GLAAD has recently found "offensive" characterizations in "Law &
Order," "NYPD Blue" and "Ally McBeal," where Lisa Edelstein's recurring
male-to- female role had "Ally freaking out and making faces just because
she has to be in the elevator with her."
That conforms to the sitcom mold Adams describes as "Isn't this hilarious,
X doesn't know this woman is really a man."
Archie Bunker got "tricked" on "All in the Family" in the 1970s, and
John Larroquette's 1980s "Night Court" character recoiled when a beautiful
woman turns out to have been his old fraternity brother.
TV movies and miniseries at least have more "time to explore the complexity
of transgender lives," says Adams, citing PBS' "Tales of the City" and
CBS' "Second Serve," starring Vanessa Redgrave as real-life tennis pro
Renee Richards.
The story of "A Soldier's Girl" hit the headlines in 1999, when Pfc.
Barry Winchell was beaten to death by a fellow soldier while dating
a transgender club performer. Because his lover, Calpernia Addams, was
undergoing hormonal transition at the time (she had sexual reassignment
surgery last year), the film, directed by Frank Pierson ("Citizen Cohn"),
illustrates the personal difficulties and rewards of already living
as a woman - and loving a man who considers himself "straight."

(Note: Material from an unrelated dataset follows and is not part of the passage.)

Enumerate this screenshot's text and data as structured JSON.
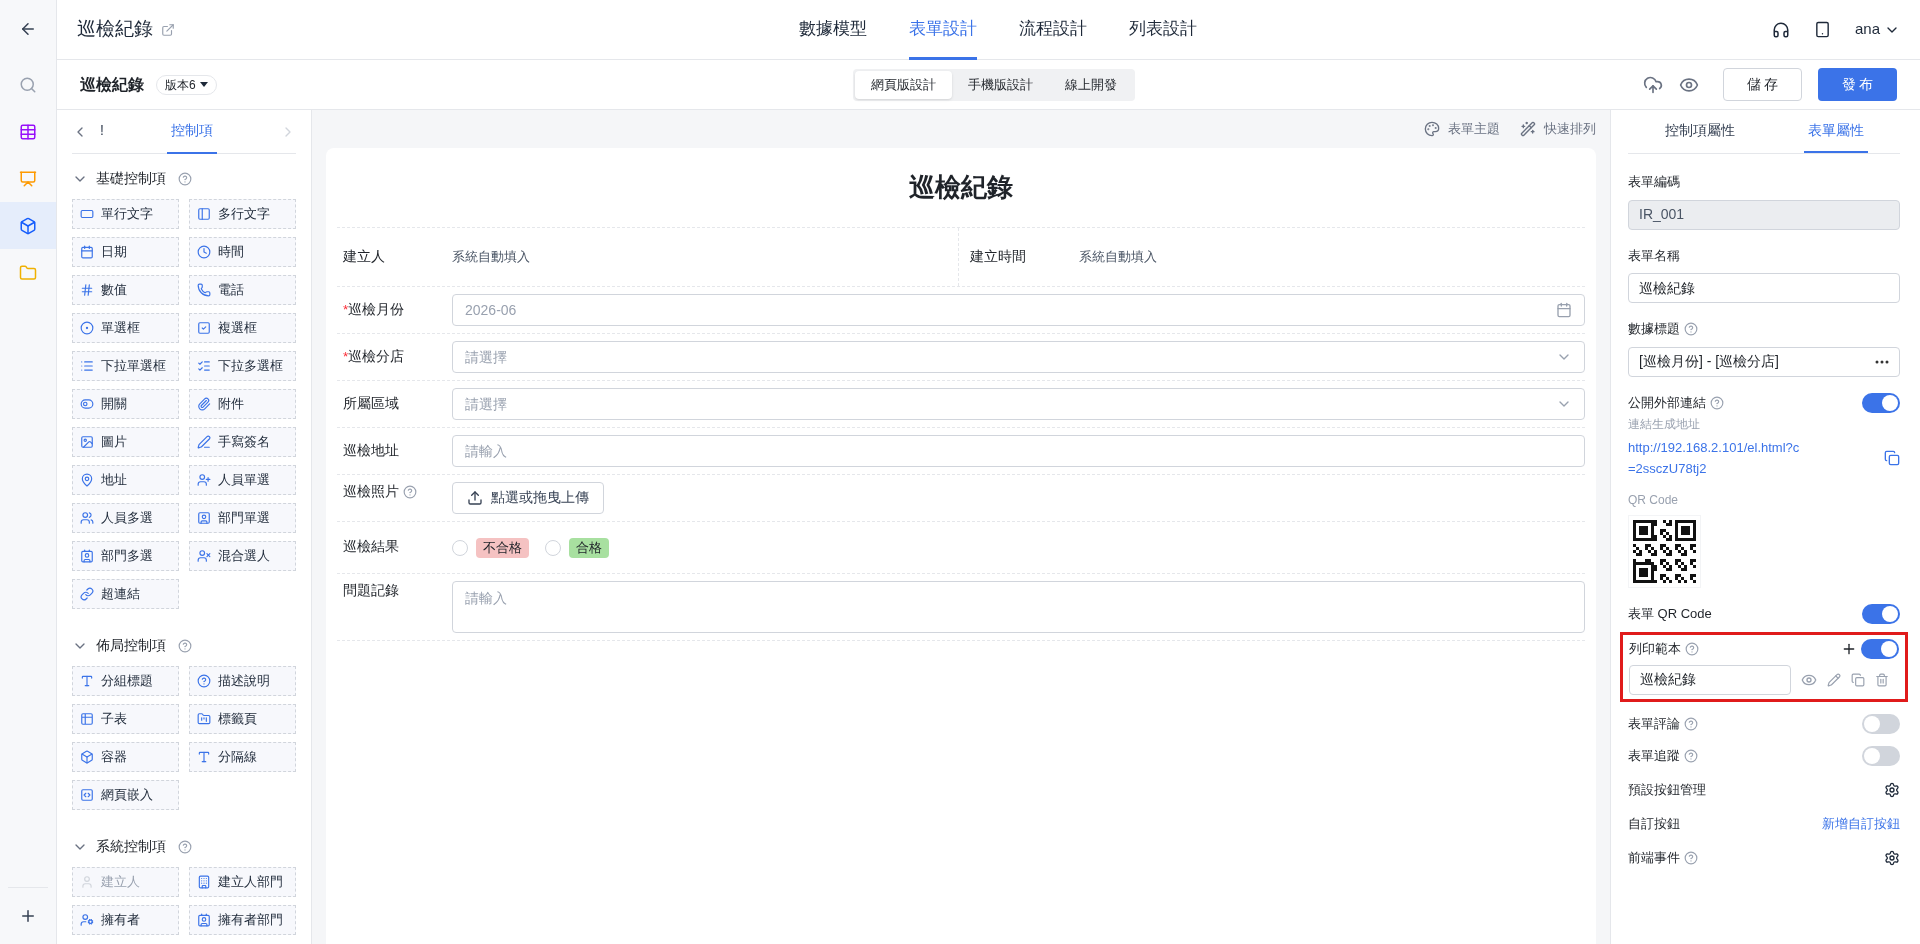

"I think it's sort of irrelevant to put any definition on it," says
Troy Garity, who portrays Winchell. "The film, as life, has a lot of
ambiguity. Barry Winchell, to me, is a hero, because he was able to
recognize a truth inside of him that to many is taboo and, in his environment,
possibly dangerous. He embraced it and walked with a high head about
it." The real- life Calpernia Addams admitted at Showtime's press tour
presentation, "I exist somewhat differently on the gender continuum
than a lot of people." So she's pleased with Pierson's dramatization,
written by "Philadelphia" script writer Ron Nyswaner. "They really got
the spirit of this story right. And that was just a kind and gentle
man loving someone."
Asked about such "feminine" hurdles as walking in high heels, both films'
stars responded less about surface performance than intrinsic personality.
"Normal" star Wilkinson said, "I've played people who were princes of
Denmark who went off to kill people, I've played crazy kings who've
thrown away their entire kingdom. I can certainly act somebody who wants
to change his body. I trusted the story, and I trusted my instincts."
Young Juilliard graduate Lee Pace, who portrays Addams in "A Soldier's
Girl," faced not only playing a woman but playing his first film role
and a living person he'd met. "You just play your moments, you try to
fall in love," he said, "and you hope for the best."
The transgender documentary "Sex Change" examines everything from brain
scans to surgery. It premieres March 24 at 10 p.m. on cable's TLC.